Getting somewhat excited, we decided Grenoside would be a suitable place to get everyone together. So, on Saturday morning we put the bikes in the back of dad’s van and headed out. The makeshift pallet bike rack in the back stood up well and we arrived with all three bikes safe from damage and our stomachs full of jammy dodgers we’d picked up at the fuel stop. We were really lucky and managed to catch up with my dad’s cousin too, who’s also well into his bikes, and who we’ve not seen in years.
Saddling up, we shared out my spare kit. My dad took the Camber – with some hilarious attempts of setting the sag -, I grabbed the Bronson (sorry, there’s no way I’m sharing that!), and my brother jumped on his unknown branded hardtail with the narrowest bars and shortest seat post I’ve ever seen. I gave up my spare lids, making sure my dad took the Super 2R and leaving the Seven skid lid for my brother. We were a somewhat mismatched bunch, with a spattering of Troy Lee mixed with camp trousers and Solomon walking shoes, but the smiles made none of that matter.

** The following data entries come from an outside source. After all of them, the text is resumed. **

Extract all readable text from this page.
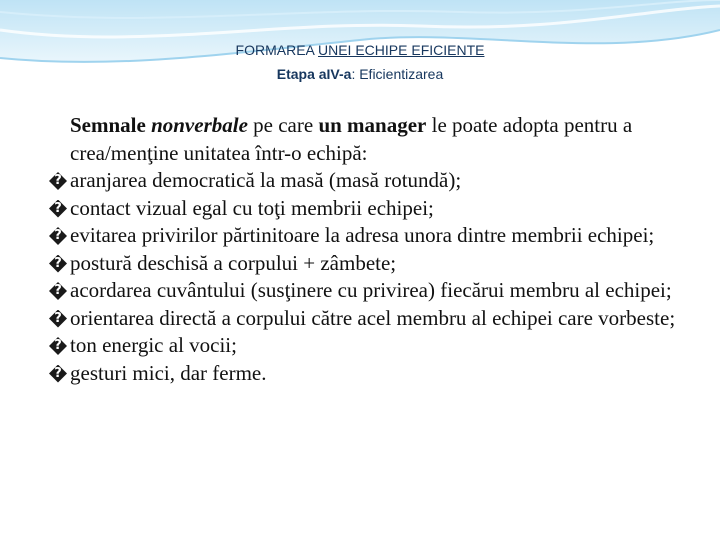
FORMAREA UNEI ECHIPE EFICIENTE
Etapa aIV-a: Eficientizarea
Semnale nonverbale pe care un manager le poate adopta pentru a crea/menţine unitatea într-o echipă:
?
aranjarea democratică la masă (masă rotundă);
?
contact vizual egal cu toţi membrii echipei;
?
evitarea privirilor părtinitoare la adresa unora dintre membrii echipei;
?
postură deschisă a corpului + zâmbete;
?
acordarea cuvântului (susţinere cu privirea) fiecărui membru al echipei;
?
orientarea directă a corpului către acel membru al echipei care vorbeste;
?
ton energic al vocii;
?
gesturi mici, dar ferme.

Dave (the aforementioned Dad’s cousin) and I led the way down a first lap of Pub Run. His Orange 5 stood up easily against all of the lap, showing that well made bikes, even if they’re not the 2017 model, are worth every penny. My brother and dad found their way to the bottom with the biggest smiles spread across their faces. Their pace was pretty respectable for folk who don’t regularly ride, but they had already started to spread the stoke like the best of us. “That root right in the middle! Did you see that?!” “It’s so rocky down the bottom.” A bit of a push back to the top and another two laps, with continued hollering, whooping and banter at the bottom, and everyone was ready to try out something else. A quick pedal up to the Steel City DH run continued the laughs. My Dad rolled the black line (apparently he didn’t see the signs) and we dodged the fallen trees down at Peaty’s drop – kudos to the little brother who took it on without any hesitation on that thing he calls a bike. Some more catching up, with a paintball themed discussion, and a pedal back to the top led us to lunch time.
Back to the van for petrol station sandwiches and leftover cold chinese, gave us all a chance to catch up. It’d been years since we’d caught up with Dave and his kids, which we remember as toddlers, are now teenagers (or thereabouts). My brother and dad haven’t been out on the bikes with me before so we talked loads about different setups and bike parts. A good catchup was a massive part of the day and made a sweet day’s ride all the better.
Following the refuel, we headed down to Wharncliffe side. With a bit of help from some walkers and their local knowledge, we headed towards where some of the bigger trails are. Dave got us a little lost, before managing to turn it all around, and my brother was feeling the pain of his bike – especially the ridiculously unfriendly seatpost height. To my surprise, my dad seemed to handle everything really well, even more so considering I can’t remember the last time he was on a bike.
Riding round Wharncliffe was a little sweet and sour for me (and I don’t mean the earlier chinese I’d consumed). Seeing the awesome work of the local trail builders out there was amazing. Smooth berms launching into huge gaps or rocky descents made me want to hurl down them… or at least some of them. Maybe not the big stuff. But keeping up with the rest of the bunch, who weren’t as interested in these trails, was priority. So I logged where they were (mentally) and carried on past with a silent promise to myself to come back another day.
Eventually, with a very tired brother, we reached the car park again. Farewells and promises to meet up again soon issued, we loaded up the pallet bike rack with the bikes and set off for home. All in, an awesome day made mostly by the company. I feel even if we’d been riding on the road we’d have had a good day purely due to the company of each other, but a sprinkle of Sheffield’s finest dirt made it all the better.
I’ve no doubt we’ll be heading out together again. And I can’t wait.